The MarR family of transcriptional regulators controls the expression of multiple different genes, including virulence factors, often in response to environmental stress (reviewed in references
102 and
103). Bioinformatic analysis of MarR-type regulators from 77 completely sequenced
E. coli genomes revealed a high level of amino acid sequence conservation for proteins in each clade but significant variation between MarR regulators from different clades. VatX clustered as a separate clade and is most closely related to PapX. Interestingly, other fimbria-associated MarR-type regulators were also found within the PapX clade (see Fig. S1 in the supplemental material). Despite their association with different fimbriae, these regulatory proteins are highly conserved (≥97% amino acid identity). Some strains, such as
E. coli 536, 83972, and Nissle 1917, possess three or more chromosomal copies of
papX (see Table S2 in the supplemental material). PapX regulates UPEC motility by repressing transcription of the
flhDC master regulator genes (
47). We investigated the potential for VatX to repress flagellum-mediated motility of CFT073. However, no significant difference in motility was observed among WT CFT073, CFT073
vatX, and the complemented CFT073
vatX(pVatX) strain after growth at 28°C and 37°C (data not shown). The FliC major flagellin subunit was also produced at similar levels in all three strains, as determined by immunoblotting (data not shown).
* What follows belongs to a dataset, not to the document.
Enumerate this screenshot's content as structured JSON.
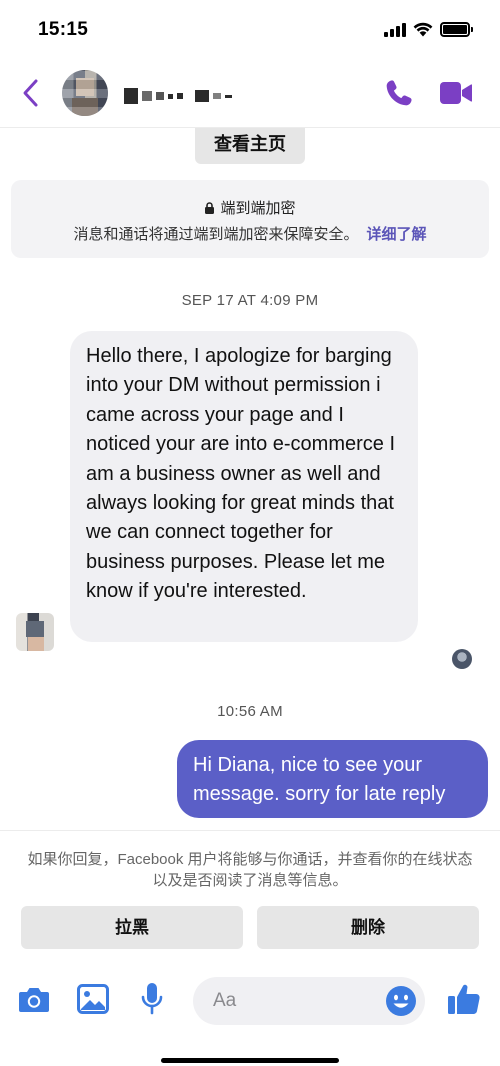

Taken together, our data have identified VatX as a new member of the MarR-type family that appears to regulate
vat in concert with H-NS. Further work is now required to map the direct binding of VatX to the
vat gene promoter and to examine the competitive interplay between VatX and H-NS in the regulation of
vat transcription.
In a recent study using high-throughput transposon mutagenesis screening (
50), the
vat gene was shown to contribute to survival of the UPEC strain CFT073 in the bloodstream of mice. This, together with the observation that many urosepsis strains secrete Vat, prompted us to examine the immunoreactivity of Vat in urosepsis patients. We detected a significant increase in the Vat-specific IgG titer in the plasma of urosepsis patients infected with
vat-positive UPEC strains compared to that in plasma from patients infected with
vat-negative strains and healthy controls. Although we cannot rule out that the responses we detected are in part due to previous or ongoing infection that culminated in sepsis, overall, the data are consistent with the notion that Vat is expressed during infection and elicits a strong immune response in some patients. Further work is now required to understand the role of Vat during human infection and its cytotoxicity profile.